The armed group, he explains, raising his voice, tried to take revenge by kidnapping another of his sons. “My son went with his friends to look for gold, and the armed group took them. ‘This is the chief’s son who doesn’t want the rebellion, and we’re going to show him who we are,’ they said. They took the four boys (three nephews and a son) and executed them,” he recounts. “We found the bodies in the forest after five days. They were half-decomposed; we buried them right there. They were killed in retaliation.”

N'Dokota

The village chief asserts that the man who ordered the execution, an Anti-Balaka leader, is now a merchant in Bossangoa. “I went to see him and said, ‘I’m not a rebel, nor a soldier, I’m a farmer and I’m innocent of anything. Why did you kill my family?’ He excused himself, saying that it wasn’t really him.” Gamba, resigned, says he no longer expects anything: he entrusts everything to God. “Our sons joined the armed groups because of poverty; they had no other choice but to go to the mines to sell ore. And there they kidnap you and force you to become a rebel. Today, thanks to this training [in sewing], these boys are here in the village,” he adds.

Education is one of the pillars of reintegration. “Most of the children who have been with the rebels, if they are not given work or training, might be tempted to return to the group, because there they had money or could obtain it by force. We need to develop training programs that provide them with employment and allow them to live peacefully,” explains the psychologist.

N'Dokota

Sometimes, as in the cases of Mahamat and Hadija, it’s a sewing course, offered with the support of Caritas, one of the NGOs working with UNICEF, that allows them to begin healing. “When I’m working, I’m happy and I don’t remember what happened,” explains Hadija. “The training I received lasted four months, but I’d like to keep learning,” she adds. Emmanuel laments: “My family is poor, and I’m afraid that one day I might have to interrupt my studies and not get where I want to be.”

V. The Future

“When I was there, I was like a slave.
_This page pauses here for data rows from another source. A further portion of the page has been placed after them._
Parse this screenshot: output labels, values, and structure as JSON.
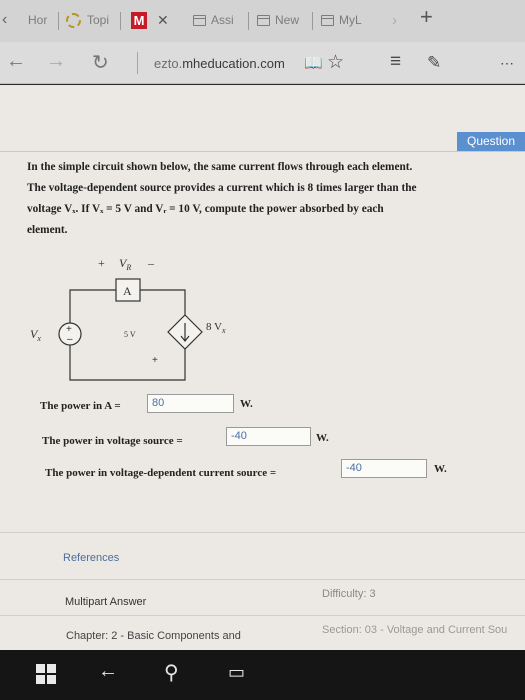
{
  "tabs": [
    {
      "label": "Hor"
    },
    {
      "label": "Topi"
    },
    {
      "label": "M"
    },
    {
      "label": "Assi"
    },
    {
      "label": "New"
    },
    {
      "label": "MyL"
    }
  ],
  "browser": {
    "url_host": "ezto.",
    "url_main": "mheducation.com"
  },
  "question_tab": "Question",
  "question": {
    "line1": "In the simple circuit shown below, the same current flows through each element.",
    "line2": "The voltage-dependent source provides a current which is 8 times larger than the",
    "line3": "voltage Vₓ. If Vₓ = 5 V  and  Vᵣ = 10 V,  compute the power absorbed by each",
    "line4": "element."
  },
  "circuit": {
    "plus": "+",
    "vr": "V",
    "vr_sub": "R",
    "minus": "–",
    "element_a": "A",
    "vx": "V",
    "vx_sub": "x",
    "source_value": "5 V",
    "dep_source": "8 V",
    "dep_sub": "x",
    "plus2": "+"
  },
  "answers": [
    {
      "label": "The power in  A =",
      "value": "80",
      "unit": "W."
    },
    {
      "label": "The power in voltage source =",
      "value": "-40",
      "unit": "W."
    },
    {
      "label": "The power in voltage-dependent current source =",
      "value": "-40",
      "unit": "W."
    }
  ],
  "footer": {
    "references": "References",
    "multipart": "Multipart Answer",
    "difficulty": "Difficulty: 3",
    "chapter": "Chapter: 2 - Basic Components and",
    "section": "Section: 03 - Voltage and Current Sou"
  }
}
Now that I’m out, I’m free”

Markounda

The reintegration process in the Central African Republic lasts six months. “But if you talk to the families and the children themselves, they’ll tell you it’s not enough,” Khiery acknowledges. “For me, it’s not enough at all. For a child to go through a real healing process and be able to let go of what they experienced, they need more than a year. Especially if it’s a girl who arrives with the responsibilities of caring for a baby, which adds to the trauma and stigma she already carries,” she adds.
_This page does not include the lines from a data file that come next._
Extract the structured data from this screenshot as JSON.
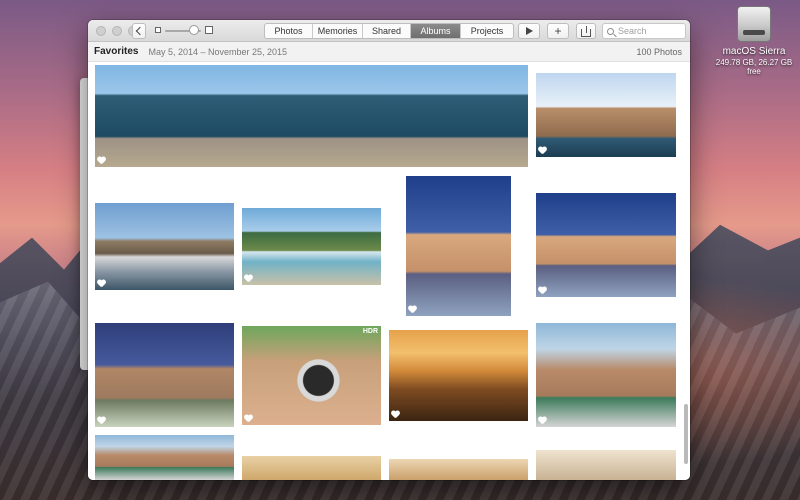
{
  "desktop": {
    "drive": {
      "name": "macOS Sierra",
      "size": "249.78 GB, 26.27 GB free"
    }
  },
  "window": {
    "toolbar": {
      "tabs": [
        {
          "label": "Photos",
          "active": false
        },
        {
          "label": "Memories",
          "active": false
        },
        {
          "label": "Shared",
          "active": false
        },
        {
          "label": "Albums",
          "active": true
        },
        {
          "label": "Projects",
          "active": false
        }
      ],
      "plus_label": "+",
      "search_placeholder": "Search"
    },
    "album": {
      "title": "Favorites",
      "date_range": "May 5, 2014 – November 25, 2015",
      "count": "100 Photos"
    },
    "photos": [
      {
        "name": "coast-panorama",
        "fav": true
      },
      {
        "name": "old-town",
        "fav": true
      },
      {
        "name": "harbor",
        "fav": true
      },
      {
        "name": "poolside",
        "fav": true
      },
      {
        "name": "selfie-lounge",
        "fav": true
      },
      {
        "name": "selfie-sunglasses",
        "fav": true
      },
      {
        "name": "selfie-blue",
        "fav": true
      },
      {
        "name": "watch",
        "fav": true,
        "badge": "HDR"
      },
      {
        "name": "sunset-beach",
        "fav": true
      },
      {
        "name": "friends",
        "fav": true
      }
    ],
    "colors": {
      "active_tab": "#7a7a7a",
      "window_bg": "#ffffff"
    }
  }
}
Added to this limited time is the impact of recent cuts in funding for humanitarian aid, which has resulted in fewer resources for organizations working with these children.

Amid the lack of funds, the uncertainty, the memories, and the silences, Phillipe’s voice rises with hope. “When I was there, I was like a slave. Now that I’m out, I’m free. Free to go to school, to play, to do everything I want.” And he repeats, almost as a mantra, the seven words that could paint a different future for him: “I just want to go to school.”